Reflecting on Tyson Fury’s legacy now brings up memories of Naseem Hamed’s career. Hamed burst on to the scene and was a huge fan favourite among the casuals, while some hardcore boxing fans held on to concerns about how he would do against a truly elite opponent. This has been similar in recent years when assessing Fury’s status among the greats. For every person who questioned Fury’s resume for a lack of genuine, top-tier opposition, there was someone else who would reduce this down to being a “hater”.
Marco Antonio Barrera was Hamed’s first truly elite opponent. A huge fan-favourite, Hamed was famous for absurd levels of self-confidence and making outrageous, off-colour comments. Unbeaten at the time, and surrounded by questions about his preparation, he started the biggest fight of his career as the odds-on favourite and he lost a 12-round decision, suffering moments of humiliation in the process.
Usyk was Fury’s first truly elite opponent. A huge fan-favourite, Fury is famous for absurd levels of self-confidence and making outrageous, off-colour comments. Unbeaten at the time, and surrounded by questions about his preparation, he started the biggest fight of his career as the odds-on favourite and he lost a 12-round decision, suffering moments of humiliation in the process.

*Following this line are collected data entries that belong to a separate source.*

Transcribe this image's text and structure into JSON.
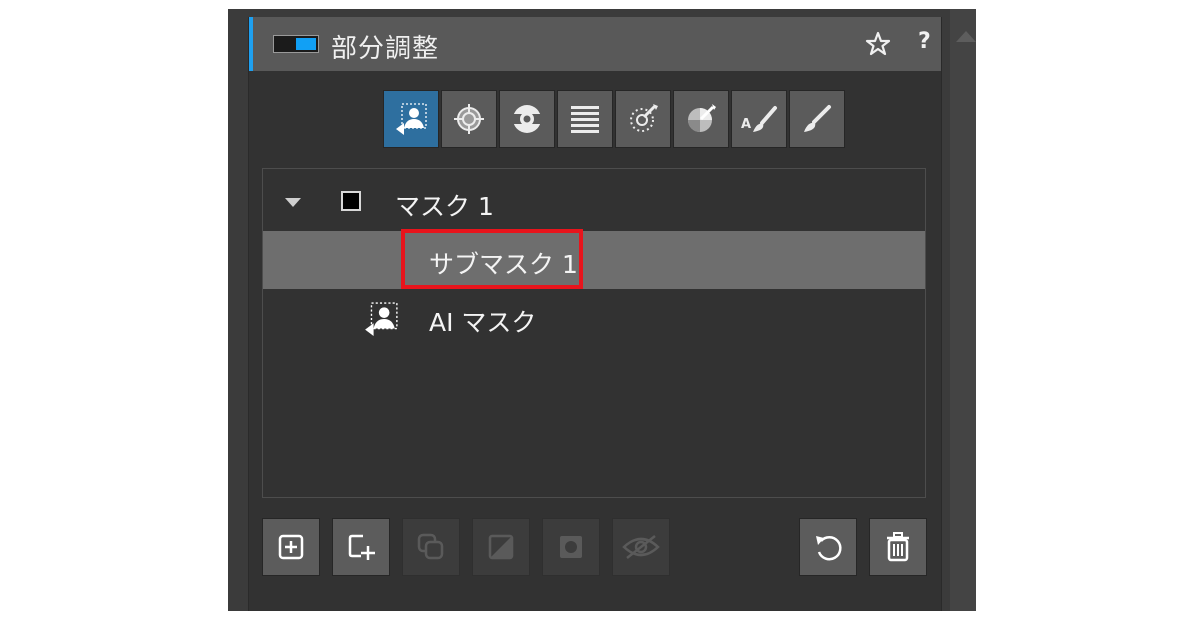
{
  "panel": {
    "title": "部分調整",
    "help_label": "?",
    "enabled": true,
    "accent_color": "#1ea0f0"
  },
  "tools": [
    {
      "name": "ai-mask-tool",
      "icon": "person-silhouette-icon",
      "active": true
    },
    {
      "name": "radial-tool",
      "icon": "crosshair-target-icon",
      "active": false
    },
    {
      "name": "concentric-tool",
      "icon": "concentric-circles-icon",
      "active": false
    },
    {
      "name": "linear-gradient-tool",
      "icon": "horizontal-lines-icon",
      "active": false
    },
    {
      "name": "color-picker-tool",
      "icon": "dotted-circle-picker-icon",
      "active": false
    },
    {
      "name": "luminance-tool",
      "icon": "sphere-picker-icon",
      "active": false
    },
    {
      "name": "auto-brush-tool",
      "icon": "auto-brush-icon",
      "active": false
    },
    {
      "name": "brush-tool",
      "icon": "brush-icon",
      "active": false
    }
  ],
  "mask_list": {
    "items": [
      {
        "label": "マスク 1",
        "level": 0,
        "expanded": true,
        "selected": false
      },
      {
        "label": "サブマスク 1",
        "level": 1,
        "selected": true,
        "highlighted": true
      },
      {
        "label": "AI マスク",
        "level": 1,
        "selected": false,
        "icon": "person-silhouette-icon"
      }
    ]
  },
  "bottom_buttons": [
    {
      "name": "add-mask",
      "icon": "plus-square-icon",
      "enabled": true
    },
    {
      "name": "add-submask",
      "icon": "plus-corner-square-icon",
      "enabled": true
    },
    {
      "name": "duplicate",
      "icon": "duplicate-icon",
      "enabled": false
    },
    {
      "name": "invert",
      "icon": "invert-icon",
      "enabled": false
    },
    {
      "name": "mask-overlay",
      "icon": "circle-in-square-icon",
      "enabled": false
    },
    {
      "name": "hide-mask",
      "icon": "eye-slash-icon",
      "enabled": false
    },
    {
      "name": "reset",
      "icon": "undo-icon",
      "enabled": true
    },
    {
      "name": "delete",
      "icon": "trash-icon",
      "enabled": true
    }
  ],
  "colors": {
    "selected_row": "#6e6e6e",
    "highlight_border": "#e8141c",
    "active_tool": "#2e6f9f"
  }
}
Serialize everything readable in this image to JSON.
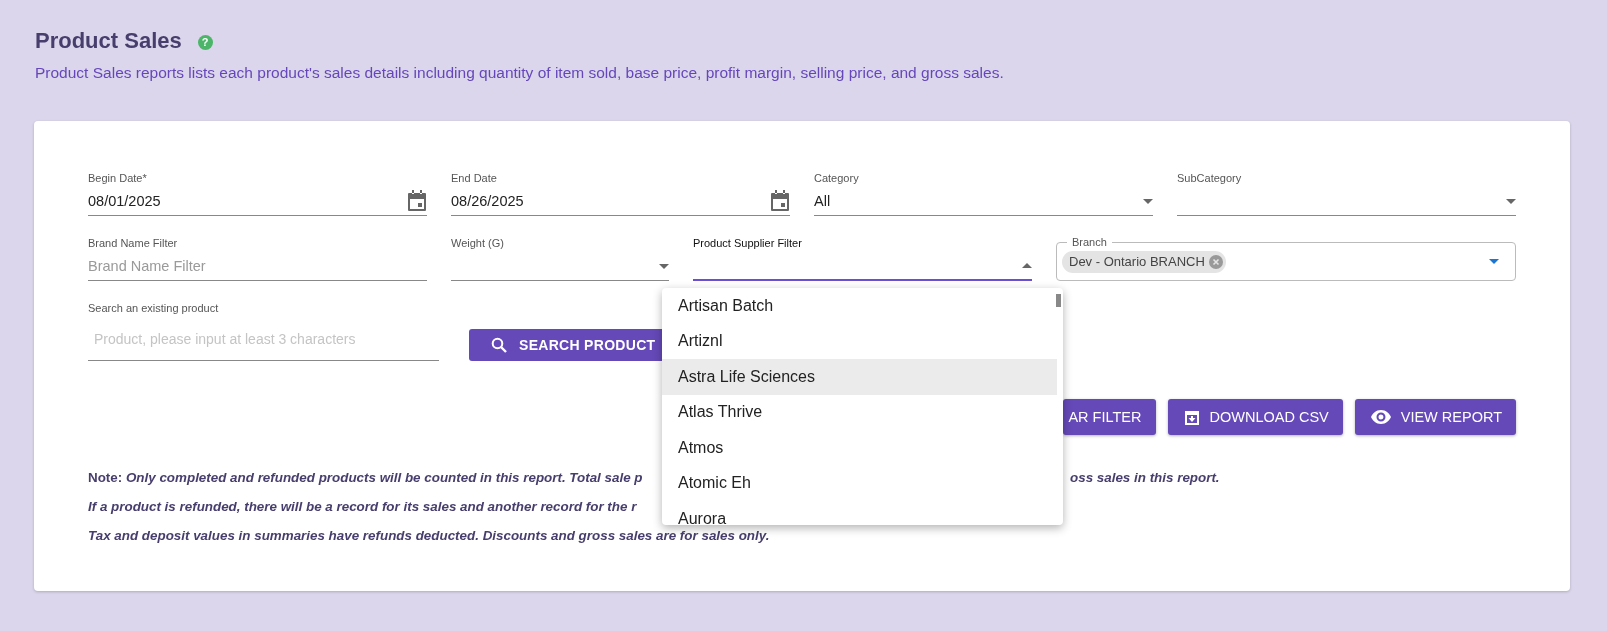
{
  "header": {
    "title": "Product Sales",
    "help_icon": "?",
    "description": "Product Sales reports lists each product's sales details including quantity of item sold, base price, profit margin, selling price, and gross sales."
  },
  "filters": [
    {
      "kind": "date",
      "label": "Begin Date*",
      "value": "08/01/2025"
    },
    {
      "kind": "date",
      "label": "End Date",
      "value": "08/26/2025"
    },
    {
      "kind": "select",
      "label": "Category",
      "value": "All",
      "expanded": false
    },
    {
      "kind": "select",
      "label": "SubCategory",
      "expanded": false
    },
    {
      "kind": "text",
      "label": "Brand Name Filter",
      "placeholder": "Brand Name Filter"
    },
    {
      "kind": "select",
      "label": "Weight (G)",
      "expanded": false
    },
    {
      "kind": "select",
      "label": "Product Supplier Filter",
      "expanded": true
    },
    {
      "kind": "chips",
      "label": "Branch",
      "chips": [
        "Dev - Ontario BRANCH"
      ]
    }
  ],
  "product_search": {
    "label": "Search an existing product",
    "placeholder": "Product, please input at least 3 characters",
    "button": "SEARCH PRODUCT"
  },
  "actions": [
    {
      "kind": "clear",
      "label": "AR FILTER"
    },
    {
      "kind": "download",
      "label": "DOWNLOAD CSV"
    },
    {
      "kind": "view",
      "label": "VIEW REPORT"
    }
  ],
  "note": [
    {
      "text": "Note: *Only completed and refunded products will be counted in this report. Total sale p*",
      "text_after_menu": "oss sales in this report."
    },
    {
      "text": "*If a product is refunded, there will be a record for its sales and another record for the r*"
    },
    {
      "text": "*Tax and deposit values in summaries have refunds deducted. Discounts and gross sales are for sales only.*"
    }
  ],
  "supplier_menu": {
    "items": [
      {
        "label": "Artisan Batch",
        "highlighted": false
      },
      {
        "label": "Artiznl",
        "highlighted": false
      },
      {
        "label": "Astra Life Sciences",
        "highlighted": true
      },
      {
        "label": "Atlas Thrive",
        "highlighted": false
      },
      {
        "label": "Atmos",
        "highlighted": false
      },
      {
        "label": "Atomic Eh",
        "highlighted": false
      },
      {
        "label": "Aurora",
        "highlighted": false
      }
    ]
  }
}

Finally, if you still believe it is a truism that "a good big man always beats a good little man” then by extrapolation it must also be true that Fury was not that good (his words, not mine) after all.
Of course, he is a very decent heavyweight, no one would say otherwise, but there are levels to this sport and Fury’s level has for so long been exaggerated. Exaggerated in spite of the mounting evidence that has been building over the course of his post-Klitschko career.
I have followed heavyweight boxing for as long as I can remember. For me, this results feels like a crucially important and timely recalibration of the sport. Reframing what has gone before, and changing the trajectory of what lies ahead. In terms of my investment in this sport since I was a kid, this is the most important result I have experienced.
It was one of my favourite nights of boxing, possibly the best of the lot. I said from the get-go I thought Usyk could upset the odds and every day during fight week I felt it more and more. And while all the betting markets were moving in favour of Fury, I felt more and more confident that Usyk would not just win, but that he could actually force the stoppage.
I really do not want to see a rematch and while there are several reasons why it may not happen, it is likely we will see it in October. But for now, the result of this historical fight is a major bookmark, the perfect ending to this chapter of the sport. It’s history, it’s conclusive, it’s the right result, the best result.
It reminded me why I still love boxing.